Courtesy Brookhaven National Laboratory. 1980 Laureates Val L. Fitch and James W. Cronin, and 1976 Laureate Samuel C.C. Ting. Sitting (left to right): 1957 Laureate Chen Ning Yang and 1944 Laureate Isidor Isaac Rabi.

InterDigital Settles With NDRC

According to a May 22 press release (http://online.wsj.com/article/PR-CO-20140522-903952.html) , InterDigital has settled antimonopoly charges with the National Development and Reform Commission of China.

InterDigital’s commitments regarding licensing of its patent portfolio for wireless mobile standards to Chinese manufacturers of cellular terminal units (“Chinese Manufacturers”) are as follows:

1. Whenever InterDigital engages with a Chinese Manufacturer to license InterDigital’s patent portfolio for 2G, 3G and 4G wireless mobile standards, InterDigital will offer such Chinese Manufacturer the option of taking a worldwide portfolio license of only its standards-essential wireless patents, and comply with F/RAND principles when negotiating and entering into such licensing agreements with Chinese Manufacturers.

2. As part of its licensing offer, InterDigital will not require that a Chinese Manufacturer agree to a royalty-free, reciprocal cross-license of such Chinese Manufacturer’s similarly categorized standards-essential wireless patents.

3. Prior to commencing any action against a Chinese Manufacturer in which InterDigital may seek exclusionary or injunctive relief for the infringement of any of its wireless standards-essential patents, InterDigital will offer such Chinese Manufacturer the option to enter into expedited binding arbitration under fair and reasonable procedures to resolve the royalty rate and other terms of a worldwide license under InterDigital’s wireless standards-essential patents. If the Chinese Manufacturer accepts InterDigital’s binding arbitration offer or otherwise enters into an agreement with InterDigital on a binding arbitration mechanism, InterDigital will, in accordance with the terms of the arbitration agreement and patent license agreement, refrain from seeking exclusionary or injunctive relief against such company.

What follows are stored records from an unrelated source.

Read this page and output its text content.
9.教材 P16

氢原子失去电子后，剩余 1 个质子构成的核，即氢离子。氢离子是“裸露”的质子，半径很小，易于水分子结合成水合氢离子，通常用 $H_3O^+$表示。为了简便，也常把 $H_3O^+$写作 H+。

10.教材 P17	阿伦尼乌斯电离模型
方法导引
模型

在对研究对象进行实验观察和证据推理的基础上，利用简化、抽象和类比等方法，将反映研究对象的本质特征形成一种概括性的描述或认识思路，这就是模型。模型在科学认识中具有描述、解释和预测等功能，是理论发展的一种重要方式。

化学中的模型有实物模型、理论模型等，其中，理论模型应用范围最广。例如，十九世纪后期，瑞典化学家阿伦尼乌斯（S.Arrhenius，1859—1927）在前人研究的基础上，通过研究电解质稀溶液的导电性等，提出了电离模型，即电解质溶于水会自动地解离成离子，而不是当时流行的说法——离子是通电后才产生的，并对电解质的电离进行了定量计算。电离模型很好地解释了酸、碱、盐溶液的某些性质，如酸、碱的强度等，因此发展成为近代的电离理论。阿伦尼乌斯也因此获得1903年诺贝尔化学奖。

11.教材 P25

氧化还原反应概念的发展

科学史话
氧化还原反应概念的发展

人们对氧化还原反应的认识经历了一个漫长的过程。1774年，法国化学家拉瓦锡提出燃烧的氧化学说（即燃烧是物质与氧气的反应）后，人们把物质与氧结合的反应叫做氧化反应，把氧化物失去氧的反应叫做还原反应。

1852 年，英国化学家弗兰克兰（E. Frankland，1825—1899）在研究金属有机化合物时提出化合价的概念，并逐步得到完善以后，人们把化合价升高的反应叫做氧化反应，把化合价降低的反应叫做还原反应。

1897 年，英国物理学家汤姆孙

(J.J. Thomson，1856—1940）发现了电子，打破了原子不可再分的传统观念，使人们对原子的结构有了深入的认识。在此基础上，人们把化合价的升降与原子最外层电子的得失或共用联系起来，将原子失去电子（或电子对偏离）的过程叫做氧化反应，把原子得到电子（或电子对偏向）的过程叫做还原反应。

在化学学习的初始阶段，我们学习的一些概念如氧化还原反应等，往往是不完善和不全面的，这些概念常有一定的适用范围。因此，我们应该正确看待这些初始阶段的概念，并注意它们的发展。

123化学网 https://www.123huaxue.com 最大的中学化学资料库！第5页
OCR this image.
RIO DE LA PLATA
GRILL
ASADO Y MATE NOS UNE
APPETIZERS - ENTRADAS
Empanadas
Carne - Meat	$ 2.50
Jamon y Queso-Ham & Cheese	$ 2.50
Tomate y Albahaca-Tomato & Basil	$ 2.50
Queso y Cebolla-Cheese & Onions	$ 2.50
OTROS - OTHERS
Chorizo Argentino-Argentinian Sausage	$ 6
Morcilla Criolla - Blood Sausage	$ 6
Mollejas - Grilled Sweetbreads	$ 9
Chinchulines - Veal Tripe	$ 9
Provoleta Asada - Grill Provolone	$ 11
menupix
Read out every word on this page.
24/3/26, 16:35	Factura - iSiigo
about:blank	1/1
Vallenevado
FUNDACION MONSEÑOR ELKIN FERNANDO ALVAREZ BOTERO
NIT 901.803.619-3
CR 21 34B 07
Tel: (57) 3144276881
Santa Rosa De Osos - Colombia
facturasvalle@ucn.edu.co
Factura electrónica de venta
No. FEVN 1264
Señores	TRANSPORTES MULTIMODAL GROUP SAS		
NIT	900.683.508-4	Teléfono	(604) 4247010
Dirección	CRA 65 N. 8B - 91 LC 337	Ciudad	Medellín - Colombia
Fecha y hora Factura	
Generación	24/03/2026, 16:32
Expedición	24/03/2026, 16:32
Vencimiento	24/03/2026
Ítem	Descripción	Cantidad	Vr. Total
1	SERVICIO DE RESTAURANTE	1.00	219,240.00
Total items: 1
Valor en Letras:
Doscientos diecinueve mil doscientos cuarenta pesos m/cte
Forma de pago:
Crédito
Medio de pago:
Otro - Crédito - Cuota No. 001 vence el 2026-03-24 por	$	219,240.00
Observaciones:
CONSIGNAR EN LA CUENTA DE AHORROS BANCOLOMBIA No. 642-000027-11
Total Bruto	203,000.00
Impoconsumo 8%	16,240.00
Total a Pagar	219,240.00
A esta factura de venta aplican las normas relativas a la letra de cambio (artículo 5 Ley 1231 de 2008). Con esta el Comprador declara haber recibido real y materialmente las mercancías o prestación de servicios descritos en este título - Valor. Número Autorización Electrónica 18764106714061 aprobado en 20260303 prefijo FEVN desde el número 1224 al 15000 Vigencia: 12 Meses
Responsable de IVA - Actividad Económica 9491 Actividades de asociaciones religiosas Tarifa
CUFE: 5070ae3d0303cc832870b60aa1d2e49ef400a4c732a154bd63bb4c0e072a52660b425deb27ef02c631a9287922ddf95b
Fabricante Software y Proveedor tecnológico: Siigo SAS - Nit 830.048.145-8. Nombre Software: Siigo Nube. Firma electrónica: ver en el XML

A quick read of these commitments suggests that item 1 is a re-commitment by InterDigital to F/RAND licensing of its SEP’s,  Item 2 reflects Chinese antipathy to mandatory grantbacks of technology in a technology transfer agreement, including imposing non-essential requirements on the technology transfer agreement under the Contract Law and related Judicial Interpretation and  Item 3 reflects the interest in many parties in seeking mandatory arbitration to resolve increasingly complex F/RAND SEP disputes, including questions concerning the availability of injunctive relief in light of F/RAND licensing commitments. 

My personal observation: the news release does not indicate under what circumstances a Chinese licensee would have lost the right to an arbitration by reason of a lack of good faith in negotiating licensing terms and thereby does little to incentivize licensors entering into negotiations at an early stage after a standard has been determined.  However, it does appear to offer the possibility of expedited arbitration for licensor and licensee in lieu of the licensor’s seeking injunctive relief, thereby potentially mitigating losses of a licensor due to unreasonable delay.